Partant, il y a lieu de prendre en considération un total de 12 heures d’activité effectuées par Me Fivian, au tarif horaire de 180 francs. L’indemnité doit ainsi être fixée à 2’190 fr. plus 109 fr. 50 de débours. A cela s’ajoute la TVA au taux de 7,7 %, par 177 fr. 05. Le montant total de l’indemnité d’office en faveur de Me Fivian s’élève ainsi à 2'476 fr. 55.

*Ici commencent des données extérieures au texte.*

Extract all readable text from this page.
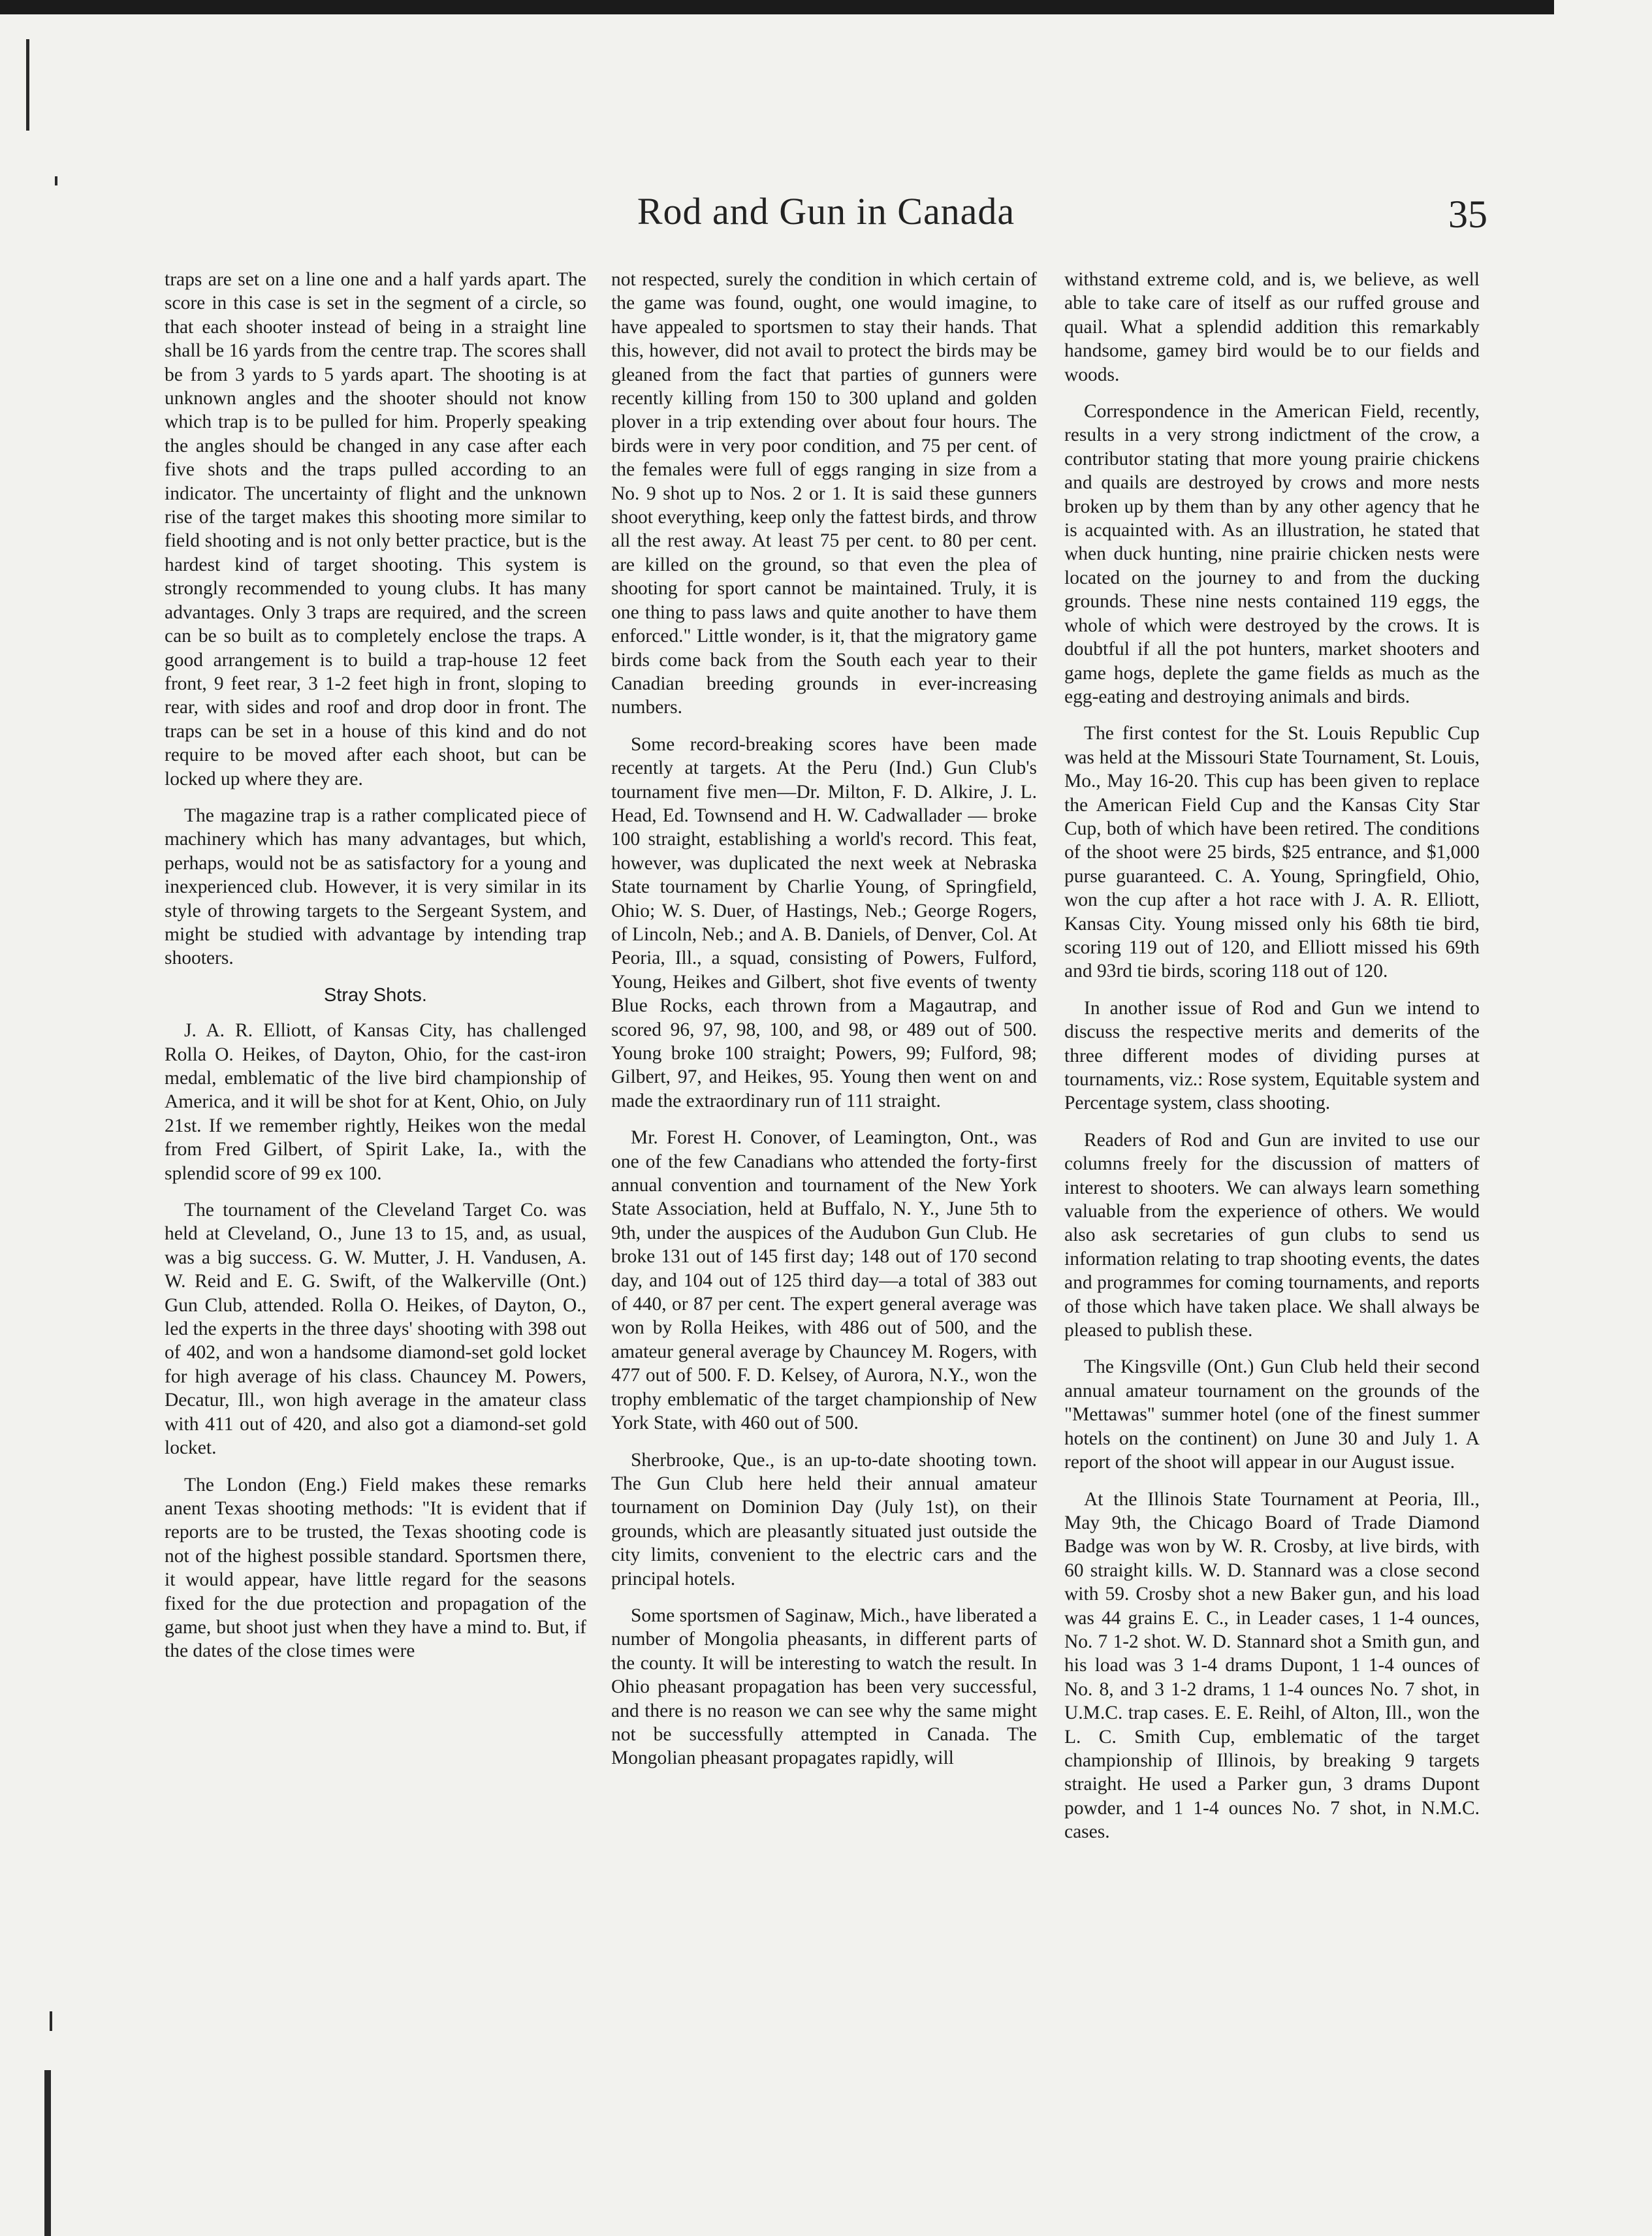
Rod and Gun in Canada	35

traps are set on a line one and a half yards apart. The score in this case is set in the segment of a circle, so that each shooter instead of being in a straight line shall be 16 yards from the centre trap. The scores shall be from 3 yards to 5 yards apart. The shooting is at unknown angles and the shooter should not know which trap is to be pulled for him. Properly speaking the angles should be changed in any case after each five shots and the traps pulled according to an indicator. The uncertainty of flight and the unknown rise of the target makes this shooting more similar to field shooting and is not only better practice, but is the hardest kind of target shooting. This system is strongly recommended to young clubs. It has many advantages. Only 3 traps are required, and the screen can be so built as to completely enclose the traps. A good arrangement is to build a trap-house 12 feet front, 9 feet rear, 3 1-2 feet high in front, sloping to rear, with sides and roof and drop door in front. The traps can be set in a house of this kind and do not require to be moved after each shoot, but can be locked up where they are.

The magazine trap is a rather complicated piece of machinery which has many advantages, but which, perhaps, would not be as satisfactory for a young and inexperienced club. However, it is very similar in its style of throwing targets to the Sergeant System, and might be studied with advantage by intending trap shooters.

Stray Shots.

J. A. R. Elliott, of Kansas City, has challenged Rolla O. Heikes, of Dayton, Ohio, for the cast-iron medal, emblematic of the live bird championship of America, and it will be shot for at Kent, Ohio, on July 21st. If we remember rightly, Heikes won the medal from Fred Gilbert, of Spirit Lake, Ia., with the splendid score of 99 ex 100.

The tournament of the Cleveland Target Co. was held at Cleveland, O., June 13 to 15, and, as usual, was a big success. G. W. Mutter, J. H. Vandusen, A. W. Reid and E. G. Swift, of the Walkerville (Ont.) Gun Club, attended. Rolla O. Heikes, of Dayton, O., led the experts in the three days' shooting with 398 out of 402, and won a handsome diamond-set gold locket for high average of his class. Chauncey M. Powers, Decatur, Ill., won high average in the amateur class with 411 out of 420, and also got a diamond-set gold locket.

The London (Eng.) Field makes these remarks anent Texas shooting methods: "It is evident that if reports are to be trusted, the Texas shooting code is not of the highest possible standard. Sportsmen there, it would appear, have little regard for the seasons fixed for the due protection and propagation of the game, but shoot just when they have a mind to. But, if the dates of the close times were

not respected, surely the condition in which certain of the game was found, ought, one would imagine, to have appealed to sportsmen to stay their hands. That this, however, did not avail to protect the birds may be gleaned from the fact that parties of gunners were recently killing from 150 to 300 upland and golden plover in a trip extending over about four hours. The birds were in very poor condition, and 75 per cent. of the females were full of eggs ranging in size from a No. 9 shot up to Nos. 2 or 1. It is said these gunners shoot everything, keep only the fattest birds, and throw all the rest away. At least 75 per cent. to 80 per cent. are killed on the ground, so that even the plea of shooting for sport cannot be maintained. Truly, it is one thing to pass laws and quite another to have them enforced." Little wonder, is it, that the migratory game birds come back from the South each year to their Canadian breeding grounds in ever-increasing numbers.

Some record-breaking scores have been made recently at targets. At the Peru (Ind.) Gun Club's tournament five men—Dr. Milton, F. D. Alkire, J. L. Head, Ed. Townsend and H. W. Cadwallader — broke 100 straight, establishing a world's record. This feat, however, was duplicated the next week at Nebraska State tournament by Charlie Young, of Springfield, Ohio; W. S. Duer, of Hastings, Neb.; George Rogers, of Lincoln, Neb.; and A. B. Daniels, of Denver, Col. At Peoria, Ill., a squad, consisting of Powers, Fulford, Young, Heikes and Gilbert, shot five events of twenty Blue Rocks, each thrown from a Magautrap, and scored 96, 97, 98, 100, and 98, or 489 out of 500. Young broke 100 straight; Powers, 99; Fulford, 98; Gilbert, 97, and Heikes, 95. Young then went on and made the extraordinary run of 111 straight.

Mr. Forest H. Conover, of Leamington, Ont., was one of the few Canadians who attended the forty-first annual convention and tournament of the New York State Association, held at Buffalo, N. Y., June 5th to 9th, under the auspices of the Audubon Gun Club. He broke 131 out of 145 first day; 148 out of 170 second day, and 104 out of 125 third day—a total of 383 out of 440, or 87 per cent. The expert general average was won by Rolla Heikes, with 486 out of 500, and the amateur general average by Chauncey M. Rogers, with 477 out of 500. F. D. Kelsey, of Aurora, N.Y., won the trophy emblematic of the target championship of New York State, with 460 out of 500.

Sherbrooke, Que., is an up-to-date shooting town. The Gun Club here held their annual amateur tournament on Dominion Day (July 1st), on their grounds, which are pleasantly situated just outside the city limits, convenient to the electric cars and the principal hotels.

Some sportsmen of Saginaw, Mich., have liberated a number of Mongolia pheasants, in different parts of the county. It will be interesting to watch the result. In Ohio pheasant propagation has been very successful, and there is no reason we can see why the same might not be successfully attempted in Canada. The Mongolian pheasant propagates rapidly, will

withstand extreme cold, and is, we believe, as well able to take care of itself as our ruffed grouse and quail. What a splendid addition this remarkably handsome, gamey bird would be to our fields and woods.

Correspondence in the American Field, recently, results in a very strong indictment of the crow, a contributor stating that more young prairie chickens and quails are destroyed by crows and more nests broken up by them than by any other agency that he is acquainted with. As an illustration, he stated that when duck hunting, nine prairie chicken nests were located on the journey to and from the ducking grounds. These nine nests contained 119 eggs, the whole of which were destroyed by the crows. It is doubtful if all the pot hunters, market shooters and game hogs, deplete the game fields as much as the egg-eating and destroying animals and birds.

The first contest for the St. Louis Republic Cup was held at the Missouri State Tournament, St. Louis, Mo., May 16-20. This cup has been given to replace the American Field Cup and the Kansas City Star Cup, both of which have been retired. The conditions of the shoot were 25 birds, $25 entrance, and $1,000 purse guaranteed. C. A. Young, Springfield, Ohio, won the cup after a hot race with J. A. R. Elliott, Kansas City. Young missed only his 68th tie bird, scoring 119 out of 120, and Elliott missed his 69th and 93rd tie birds, scoring 118 out of 120.

In another issue of Rod and Gun we intend to discuss the respective merits and demerits of the three different modes of dividing purses at tournaments, viz.: Rose system, Equitable system and Percentage system, class shooting.

Readers of Rod and Gun are invited to use our columns freely for the discussion of matters of interest to shooters. We can always learn something valuable from the experience of others. We would also ask secretaries of gun clubs to send us information relating to trap shooting events, the dates and programmes for coming tournaments, and reports of those which have taken place. We shall always be pleased to publish these.

The Kingsville (Ont.) Gun Club held their second annual amateur tournament on the grounds of the "Mettawas" summer hotel (one of the finest summer hotels on the continent) on June 30 and July 1. A report of the shoot will appear in our August issue.

At the Illinois State Tournament at Peoria, Ill., May 9th, the Chicago Board of Trade Diamond Badge was won by W. R. Crosby, at live birds, with 60 straight kills. W. D. Stannard was a close second with 59. Crosby shot a new Baker gun, and his load was 44 grains E. C., in Leader cases, 1 1-4 ounces, No. 7 1-2 shot. W. D. Stannard shot a Smith gun, and his load was 3 1-4 drams Dupont, 1 1-4 ounces of No. 8, and 3 1-2 drams, 1 1-4 ounces No. 7 shot, in U.M.C. trap cases. E. E. Reihl, of Alton, Ill., won the L. C. Smith Cup, emblematic of the target championship of Illinois, by breaking 9 targets straight. He used a Parker gun, 3 drams Dupont powder, and 1 1-4 ounces No. 7 shot, in N.M.C. cases.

La rémunération de l’avocat d’office est provisoirement supportée par le canton (art. 122 al. 1 let. a CPC, applicable par renvoi de l’art. 18 al. 5 LPA-VD). Le recourant est rendu attentif au fait qu’il est tenu de rembourser le montant des frais de justice et de l’indemnité d’office dès qu’il sera en mesure de le faire (art. 123 al. 1 CPC, applicable par renvoi de l’art. 18 al. 5 LPA-VD). Il incombe au Service juridique et législatif de fixer les modalités de ce remboursement (art. 5 RAJ [règlement cantonal du 7 décembre 2010 sur l’assistance judiciaire en matière civile ; BLV 211.02.3])

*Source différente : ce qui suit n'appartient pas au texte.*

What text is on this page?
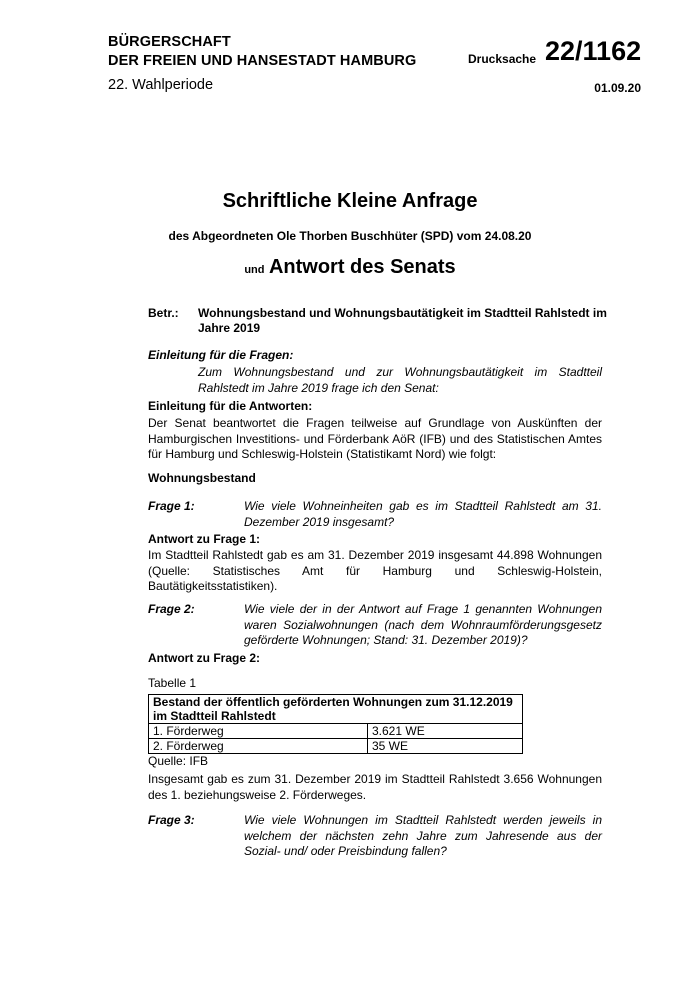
BÜRGERSCHAFT
DER FREIEN UND HANSESTADT HAMBURG
22. Wahlperiode
Drucksache 22/1162
01.09.20
Schriftliche Kleine Anfrage
des Abgeordneten Ole Thorben Buschhüter (SPD) vom 24.08.20
und Antwort des Senats
Betr.: Wohnungsbestand und Wohnungsbautätigkeit im Stadtteil Rahlstedt im
Jahre 2019
Einleitung für die Fragen:
Zum Wohnungsbestand und zur Wohnungsbautätigkeit im Stadtteil Rahlstedt im Jahre 2019 frage ich den Senat:
Einleitung für die Antworten:
Der Senat beantwortet die Fragen teilweise auf Grundlage von Auskünften der Hamburgischen Investitions- und Förderbank AöR (IFB) und des Statistischen Amtes für Hamburg und Schleswig-Holstein (Statistikamt Nord) wie folgt:
Wohnungsbestand
Frage 1:	Wie viele Wohneinheiten gab es im Stadtteil Rahlstedt am 31. Dezember 2019 insgesamt?
Antwort zu Frage 1:
Im Stadtteil Rahlstedt gab es am 31. Dezember 2019 insgesamt 44.898 Wohnungen (Quelle: Statistisches Amt für Hamburg und Schleswig-Holstein, Bautätigkeitsstatistiken).
Frage 2:	Wie viele der in der Antwort auf Frage 1 genannten Wohnungen waren Sozialwohnungen (nach dem Wohnraumförderungsgesetz geförderte Wohnungen; Stand: 31. Dezember 2019)?
Antwort zu Frage 2:
Tabelle 1
Bestand der öffentlich geförderten Wohnungen zum 31.12.2019
im Stadtteil Rahlstedt	

1. Förderweg	3.621 WE
2. Förderweg	35 WE
Quelle: IFB
Insgesamt gab es zum 31. Dezember 2019 im Stadtteil Rahlstedt 3.656 Wohnungen des 1. beziehungsweise 2. Förderweges.
Frage 3:	Wie viele Wohnungen im Stadtteil Rahlstedt werden jeweils in welchem der nächsten zehn Jahre zum Jahresende aus der Sozial- und/ oder Preisbindung fallen?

Par ces motifs, la Cour des assurances sociales prononce :

I. Le recours est rejeté.

II. La décision rendue le 14 novembre 2019 par l’Office de l’assurance-invalidité pour le canton de Vaud est confirmée.

III. Les frais judiciaires, arrêtés à 400 fr. (quatre cents francs), sont laissés à la charge de l’Etat.

IV. Il n’est pas alloué de dépens.

V. L’indemnité d’office de Me Lorenz Fivian, conseil de I.________, est arrêtée à 2'476 fr. 55 (deux mille quatre cent septante-six francs et cinquante-cinq centimes), TVA et débours compris.

VI. Le bénéficiaire de l’assistance judiciaire est, dans la mesure de l’art. 123 CPC applicable par renvoi de l’art. 18 al. 5 LPA-VD, tenu au remboursement des frais judiciaires et de l’indemnité du conseil d’office mis à la charge de l’Etat.

La présidente : La greffière :

Du

L'arrêt qui précède, dont la rédaction a été approuvée à huis clos, est notifié à :

‑ Me Lorenz Fivian (pour I.________), ‑ Office de l’assurance-invalidité pour le canton de Vaud,

Office fédéral des assurances sociales,

par l'envoi de photocopies.

Le présent arrêt peut faire l'objet d'un recours en matière de droit public devant le Tribunal fédéral au sens des art. 82 ss LTF (loi du 17 juin 2005 sur le Tribunal fédéral ; RS 173.110), cas échéant d'un recours constitutionnel subsidiaire au sens des art. 113 ss LTF. Ces recours doivent être déposés devant le Tribunal fédéral (Schweizerhofquai 6, 6004 Lucerne) dans les trente jours qui suivent la présente notification (art. 100 al. 1 LTF).